I'm just going to come right out and say it. Pay me to be awesome. Sure, I can: clean houses, wait tables, raise yer rich kids, do data entry, or make coffee. But my true skills set is clearly in the key of time management. Who else do you know that spent a full three weeks sleeping from 9-5? Don't act like you haven't noticed that I'm kind of a big name in lazy.

Last Friday, before I had this soul crushing job working for the man; up hill--in the snow, I got up to manage breakfast and went back to sleep to manage my dreams. I made the bed around 3. Threw anything that was in the sink into the dishwasher, checked around for half full water glasses and pushed all the rumpled clothing into a basket. Just to show off a little, I cleaned his whiskers off the bathroom sink and put out some fresh TP. The rest of my day was spent interacting through various chat clients while eating and drinking on the couch.
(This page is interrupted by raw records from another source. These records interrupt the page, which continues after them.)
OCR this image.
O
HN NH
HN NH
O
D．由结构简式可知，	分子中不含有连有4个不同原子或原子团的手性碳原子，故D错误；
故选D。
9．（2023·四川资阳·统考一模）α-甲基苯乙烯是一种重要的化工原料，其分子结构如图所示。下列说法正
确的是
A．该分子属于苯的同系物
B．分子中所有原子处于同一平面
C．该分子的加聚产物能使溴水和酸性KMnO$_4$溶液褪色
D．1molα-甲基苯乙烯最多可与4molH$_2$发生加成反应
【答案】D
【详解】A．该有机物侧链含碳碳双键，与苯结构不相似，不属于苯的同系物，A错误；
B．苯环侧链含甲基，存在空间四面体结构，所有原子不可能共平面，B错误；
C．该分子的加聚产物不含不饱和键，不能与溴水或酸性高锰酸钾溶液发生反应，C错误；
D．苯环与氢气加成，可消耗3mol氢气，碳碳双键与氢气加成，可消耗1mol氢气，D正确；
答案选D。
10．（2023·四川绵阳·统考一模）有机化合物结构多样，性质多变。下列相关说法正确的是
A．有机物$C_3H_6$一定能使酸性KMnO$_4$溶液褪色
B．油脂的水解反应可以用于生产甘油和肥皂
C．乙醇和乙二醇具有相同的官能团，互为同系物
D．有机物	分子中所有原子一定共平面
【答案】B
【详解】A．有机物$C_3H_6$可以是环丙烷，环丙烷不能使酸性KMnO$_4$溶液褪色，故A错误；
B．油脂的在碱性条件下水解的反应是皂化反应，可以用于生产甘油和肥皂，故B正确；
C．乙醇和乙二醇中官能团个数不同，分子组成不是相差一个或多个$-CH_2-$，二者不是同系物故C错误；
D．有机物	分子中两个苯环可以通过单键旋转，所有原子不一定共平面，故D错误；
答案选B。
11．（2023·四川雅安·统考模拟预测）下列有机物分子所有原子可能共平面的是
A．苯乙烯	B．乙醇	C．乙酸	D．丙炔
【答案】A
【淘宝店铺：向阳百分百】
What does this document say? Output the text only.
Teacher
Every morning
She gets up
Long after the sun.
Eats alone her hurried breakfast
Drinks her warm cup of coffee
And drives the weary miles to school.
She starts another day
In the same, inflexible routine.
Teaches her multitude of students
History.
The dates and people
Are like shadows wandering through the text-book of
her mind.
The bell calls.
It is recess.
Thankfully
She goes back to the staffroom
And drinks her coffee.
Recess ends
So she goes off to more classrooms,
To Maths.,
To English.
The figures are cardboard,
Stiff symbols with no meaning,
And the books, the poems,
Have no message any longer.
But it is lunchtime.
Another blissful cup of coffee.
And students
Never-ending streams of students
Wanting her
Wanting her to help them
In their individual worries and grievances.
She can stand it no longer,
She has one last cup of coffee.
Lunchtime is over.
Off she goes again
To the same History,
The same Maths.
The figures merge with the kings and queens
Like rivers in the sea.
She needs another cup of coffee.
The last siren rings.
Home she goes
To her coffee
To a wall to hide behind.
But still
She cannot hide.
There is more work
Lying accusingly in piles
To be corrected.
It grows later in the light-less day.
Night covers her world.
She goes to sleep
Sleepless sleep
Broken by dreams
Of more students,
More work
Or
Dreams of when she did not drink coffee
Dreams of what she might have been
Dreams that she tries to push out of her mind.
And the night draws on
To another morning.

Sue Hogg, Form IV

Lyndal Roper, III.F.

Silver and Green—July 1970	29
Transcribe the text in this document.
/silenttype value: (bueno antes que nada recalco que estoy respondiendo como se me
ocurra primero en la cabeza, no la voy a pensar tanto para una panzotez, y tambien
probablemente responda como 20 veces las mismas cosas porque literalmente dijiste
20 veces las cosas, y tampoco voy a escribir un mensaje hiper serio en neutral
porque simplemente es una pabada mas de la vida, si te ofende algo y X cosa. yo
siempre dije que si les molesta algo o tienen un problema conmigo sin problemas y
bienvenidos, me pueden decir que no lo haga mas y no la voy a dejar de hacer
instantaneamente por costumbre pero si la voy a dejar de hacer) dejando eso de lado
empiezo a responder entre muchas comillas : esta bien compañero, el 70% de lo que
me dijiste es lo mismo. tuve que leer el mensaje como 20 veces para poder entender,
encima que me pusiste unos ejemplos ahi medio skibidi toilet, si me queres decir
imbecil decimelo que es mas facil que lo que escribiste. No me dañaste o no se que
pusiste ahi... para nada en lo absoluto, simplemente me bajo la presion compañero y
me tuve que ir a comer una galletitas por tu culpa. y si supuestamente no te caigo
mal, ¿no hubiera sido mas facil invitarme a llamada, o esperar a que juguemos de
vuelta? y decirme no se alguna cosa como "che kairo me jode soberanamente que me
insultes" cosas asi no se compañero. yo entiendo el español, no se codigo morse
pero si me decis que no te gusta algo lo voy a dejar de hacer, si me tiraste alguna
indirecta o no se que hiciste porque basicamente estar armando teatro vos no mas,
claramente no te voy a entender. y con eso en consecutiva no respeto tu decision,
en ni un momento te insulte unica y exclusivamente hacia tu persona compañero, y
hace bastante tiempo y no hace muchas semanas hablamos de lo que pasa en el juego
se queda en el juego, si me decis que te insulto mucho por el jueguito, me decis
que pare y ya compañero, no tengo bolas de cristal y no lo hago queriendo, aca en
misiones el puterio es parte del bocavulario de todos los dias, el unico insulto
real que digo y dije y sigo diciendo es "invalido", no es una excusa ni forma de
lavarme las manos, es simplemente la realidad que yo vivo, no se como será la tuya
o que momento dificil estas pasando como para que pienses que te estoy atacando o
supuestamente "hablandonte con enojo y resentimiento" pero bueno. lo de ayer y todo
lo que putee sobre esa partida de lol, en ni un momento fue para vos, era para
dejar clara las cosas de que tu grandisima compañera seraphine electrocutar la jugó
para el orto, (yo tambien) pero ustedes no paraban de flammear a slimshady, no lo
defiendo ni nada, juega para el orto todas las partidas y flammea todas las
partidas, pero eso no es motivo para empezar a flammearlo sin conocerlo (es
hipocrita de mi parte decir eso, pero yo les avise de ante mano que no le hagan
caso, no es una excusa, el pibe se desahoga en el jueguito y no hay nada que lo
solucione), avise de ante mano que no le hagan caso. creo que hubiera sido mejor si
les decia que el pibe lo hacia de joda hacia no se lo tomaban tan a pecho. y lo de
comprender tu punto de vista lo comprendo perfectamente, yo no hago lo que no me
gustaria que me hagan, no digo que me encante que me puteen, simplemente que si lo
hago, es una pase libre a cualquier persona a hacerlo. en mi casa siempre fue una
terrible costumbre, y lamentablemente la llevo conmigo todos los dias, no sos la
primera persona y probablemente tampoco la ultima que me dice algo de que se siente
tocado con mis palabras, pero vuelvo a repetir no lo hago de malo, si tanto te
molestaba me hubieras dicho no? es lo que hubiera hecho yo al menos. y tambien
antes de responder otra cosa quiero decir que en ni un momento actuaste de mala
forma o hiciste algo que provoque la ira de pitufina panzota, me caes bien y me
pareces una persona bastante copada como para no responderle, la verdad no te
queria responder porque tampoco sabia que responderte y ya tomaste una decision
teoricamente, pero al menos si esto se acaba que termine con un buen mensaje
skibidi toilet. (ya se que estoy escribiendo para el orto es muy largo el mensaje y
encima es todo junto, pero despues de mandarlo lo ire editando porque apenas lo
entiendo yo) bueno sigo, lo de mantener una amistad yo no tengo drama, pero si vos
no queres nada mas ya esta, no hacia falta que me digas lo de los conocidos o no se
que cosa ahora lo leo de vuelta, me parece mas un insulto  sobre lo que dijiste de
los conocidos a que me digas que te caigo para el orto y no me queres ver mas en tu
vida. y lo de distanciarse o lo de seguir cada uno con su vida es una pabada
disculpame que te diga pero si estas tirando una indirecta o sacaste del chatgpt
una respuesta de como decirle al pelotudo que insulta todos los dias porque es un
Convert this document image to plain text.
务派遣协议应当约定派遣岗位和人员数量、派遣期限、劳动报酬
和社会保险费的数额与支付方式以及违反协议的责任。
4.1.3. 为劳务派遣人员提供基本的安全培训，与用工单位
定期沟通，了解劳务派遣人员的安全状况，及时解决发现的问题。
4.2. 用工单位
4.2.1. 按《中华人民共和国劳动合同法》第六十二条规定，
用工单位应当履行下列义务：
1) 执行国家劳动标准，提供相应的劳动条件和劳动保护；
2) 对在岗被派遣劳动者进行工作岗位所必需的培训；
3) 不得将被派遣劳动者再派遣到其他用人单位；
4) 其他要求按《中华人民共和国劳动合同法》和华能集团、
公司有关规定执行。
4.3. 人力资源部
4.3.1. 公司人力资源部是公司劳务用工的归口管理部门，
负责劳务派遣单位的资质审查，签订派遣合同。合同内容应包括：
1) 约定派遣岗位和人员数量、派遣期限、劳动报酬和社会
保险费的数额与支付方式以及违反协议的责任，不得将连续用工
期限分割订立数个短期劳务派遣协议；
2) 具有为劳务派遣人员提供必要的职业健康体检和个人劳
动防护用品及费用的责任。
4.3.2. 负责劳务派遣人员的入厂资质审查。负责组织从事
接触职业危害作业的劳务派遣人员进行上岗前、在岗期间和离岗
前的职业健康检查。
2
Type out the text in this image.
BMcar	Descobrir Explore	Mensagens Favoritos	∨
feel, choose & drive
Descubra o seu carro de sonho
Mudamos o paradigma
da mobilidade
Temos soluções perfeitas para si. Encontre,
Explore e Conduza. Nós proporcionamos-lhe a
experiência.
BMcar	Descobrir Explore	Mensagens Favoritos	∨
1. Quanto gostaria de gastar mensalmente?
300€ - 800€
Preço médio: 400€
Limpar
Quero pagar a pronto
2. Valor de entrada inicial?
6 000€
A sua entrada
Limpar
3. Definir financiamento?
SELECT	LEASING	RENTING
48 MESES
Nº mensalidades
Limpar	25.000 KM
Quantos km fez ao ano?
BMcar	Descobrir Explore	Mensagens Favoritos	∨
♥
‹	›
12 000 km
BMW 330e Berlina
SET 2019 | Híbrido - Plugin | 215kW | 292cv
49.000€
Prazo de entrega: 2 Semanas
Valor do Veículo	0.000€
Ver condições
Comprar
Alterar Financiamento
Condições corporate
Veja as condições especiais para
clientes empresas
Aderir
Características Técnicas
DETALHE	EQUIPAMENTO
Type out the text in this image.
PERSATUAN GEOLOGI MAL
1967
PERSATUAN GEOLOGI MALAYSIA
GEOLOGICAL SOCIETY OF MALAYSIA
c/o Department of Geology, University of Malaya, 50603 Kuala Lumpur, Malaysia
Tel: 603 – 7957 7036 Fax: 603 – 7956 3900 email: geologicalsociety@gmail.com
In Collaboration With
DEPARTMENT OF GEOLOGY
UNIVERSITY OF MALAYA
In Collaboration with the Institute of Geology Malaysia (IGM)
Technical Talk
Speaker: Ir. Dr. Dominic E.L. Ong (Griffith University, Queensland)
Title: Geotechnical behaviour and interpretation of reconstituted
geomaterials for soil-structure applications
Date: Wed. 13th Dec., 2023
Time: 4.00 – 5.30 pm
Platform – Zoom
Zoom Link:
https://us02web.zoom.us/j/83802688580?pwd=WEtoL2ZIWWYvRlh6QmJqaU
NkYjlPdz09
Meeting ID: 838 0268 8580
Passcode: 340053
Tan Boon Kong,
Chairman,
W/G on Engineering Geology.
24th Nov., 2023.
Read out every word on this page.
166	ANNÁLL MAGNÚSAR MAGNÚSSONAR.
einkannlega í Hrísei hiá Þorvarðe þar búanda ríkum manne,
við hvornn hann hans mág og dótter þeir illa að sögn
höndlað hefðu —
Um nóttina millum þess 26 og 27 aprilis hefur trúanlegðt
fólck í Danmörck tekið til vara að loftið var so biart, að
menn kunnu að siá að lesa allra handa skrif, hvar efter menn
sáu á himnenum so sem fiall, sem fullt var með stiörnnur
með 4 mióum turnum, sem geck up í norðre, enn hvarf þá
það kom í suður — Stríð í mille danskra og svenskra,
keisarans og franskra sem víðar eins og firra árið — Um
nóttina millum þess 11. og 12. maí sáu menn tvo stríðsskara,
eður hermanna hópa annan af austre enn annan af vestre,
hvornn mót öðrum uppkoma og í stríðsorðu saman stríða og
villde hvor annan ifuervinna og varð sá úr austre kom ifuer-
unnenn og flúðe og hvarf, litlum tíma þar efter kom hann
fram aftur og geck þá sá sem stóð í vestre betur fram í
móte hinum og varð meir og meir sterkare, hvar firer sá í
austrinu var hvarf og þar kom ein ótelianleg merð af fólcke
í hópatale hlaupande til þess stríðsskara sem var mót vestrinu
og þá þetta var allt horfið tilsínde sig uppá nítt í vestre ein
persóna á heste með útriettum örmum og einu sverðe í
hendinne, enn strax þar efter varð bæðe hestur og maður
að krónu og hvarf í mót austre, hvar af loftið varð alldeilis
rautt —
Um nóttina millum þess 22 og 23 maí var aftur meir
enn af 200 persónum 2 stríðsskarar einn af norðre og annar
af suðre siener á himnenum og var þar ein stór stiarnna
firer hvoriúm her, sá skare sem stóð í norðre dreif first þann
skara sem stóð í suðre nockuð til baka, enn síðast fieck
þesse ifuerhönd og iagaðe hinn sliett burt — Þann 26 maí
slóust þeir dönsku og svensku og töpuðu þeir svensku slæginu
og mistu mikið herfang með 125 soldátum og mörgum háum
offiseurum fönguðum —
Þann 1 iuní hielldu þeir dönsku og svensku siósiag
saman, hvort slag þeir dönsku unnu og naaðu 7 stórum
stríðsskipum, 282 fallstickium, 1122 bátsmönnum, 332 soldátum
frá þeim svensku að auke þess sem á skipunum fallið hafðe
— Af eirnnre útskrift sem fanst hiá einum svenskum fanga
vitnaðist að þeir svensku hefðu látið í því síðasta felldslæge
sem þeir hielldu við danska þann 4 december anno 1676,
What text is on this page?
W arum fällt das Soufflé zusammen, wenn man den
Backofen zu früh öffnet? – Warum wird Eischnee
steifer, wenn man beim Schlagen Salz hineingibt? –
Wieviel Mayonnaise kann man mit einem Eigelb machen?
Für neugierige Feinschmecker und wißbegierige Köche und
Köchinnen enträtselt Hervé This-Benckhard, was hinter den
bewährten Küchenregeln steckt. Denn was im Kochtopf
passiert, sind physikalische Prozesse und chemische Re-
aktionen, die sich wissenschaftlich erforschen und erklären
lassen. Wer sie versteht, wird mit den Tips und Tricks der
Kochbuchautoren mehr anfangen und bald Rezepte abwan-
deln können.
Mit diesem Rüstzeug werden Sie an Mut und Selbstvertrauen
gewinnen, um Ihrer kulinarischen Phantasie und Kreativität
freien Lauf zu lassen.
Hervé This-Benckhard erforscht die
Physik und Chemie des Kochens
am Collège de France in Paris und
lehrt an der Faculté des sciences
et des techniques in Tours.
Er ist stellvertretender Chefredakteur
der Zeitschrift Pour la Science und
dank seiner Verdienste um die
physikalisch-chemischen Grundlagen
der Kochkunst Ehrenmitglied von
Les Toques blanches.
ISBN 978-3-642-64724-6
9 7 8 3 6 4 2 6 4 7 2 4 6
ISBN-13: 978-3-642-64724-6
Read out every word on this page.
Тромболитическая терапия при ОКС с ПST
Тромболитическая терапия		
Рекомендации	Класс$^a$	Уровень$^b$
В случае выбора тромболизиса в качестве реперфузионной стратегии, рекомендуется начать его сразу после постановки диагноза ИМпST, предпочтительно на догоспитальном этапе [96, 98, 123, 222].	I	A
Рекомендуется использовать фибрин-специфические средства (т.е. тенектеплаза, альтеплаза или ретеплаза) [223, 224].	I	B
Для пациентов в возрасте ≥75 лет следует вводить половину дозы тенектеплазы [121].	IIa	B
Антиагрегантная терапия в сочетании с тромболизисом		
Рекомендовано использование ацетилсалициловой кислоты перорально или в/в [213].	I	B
Compare that to the fact that I haven't had one ice cream sandwich yet this week (since Sunday) and you start to see why I am so put out. I think most people would find this road one of cruelty and hardship, and that was of course before they considered my job expects me to be proficient in third grade math (namely division) or feign interest in the 430 something district race seats up for grabs this midterm election. None of this is awesome, but I am. Pay me to be awesome. You've got some slide room with the fund finding because it really could be any length of time before they expect me to do actual work. Until then I am just being paid to be mediocre, and occasionally file forms, but damn can this girl shake a hand. Maybe I should go out for one of the many contested districts. I would make a Meg Whitman spending joke and reference but neither of us would find it funny, or care. So I'll spare you.

Oh well, I left my coffee at my "busy work" terminal, so off I go!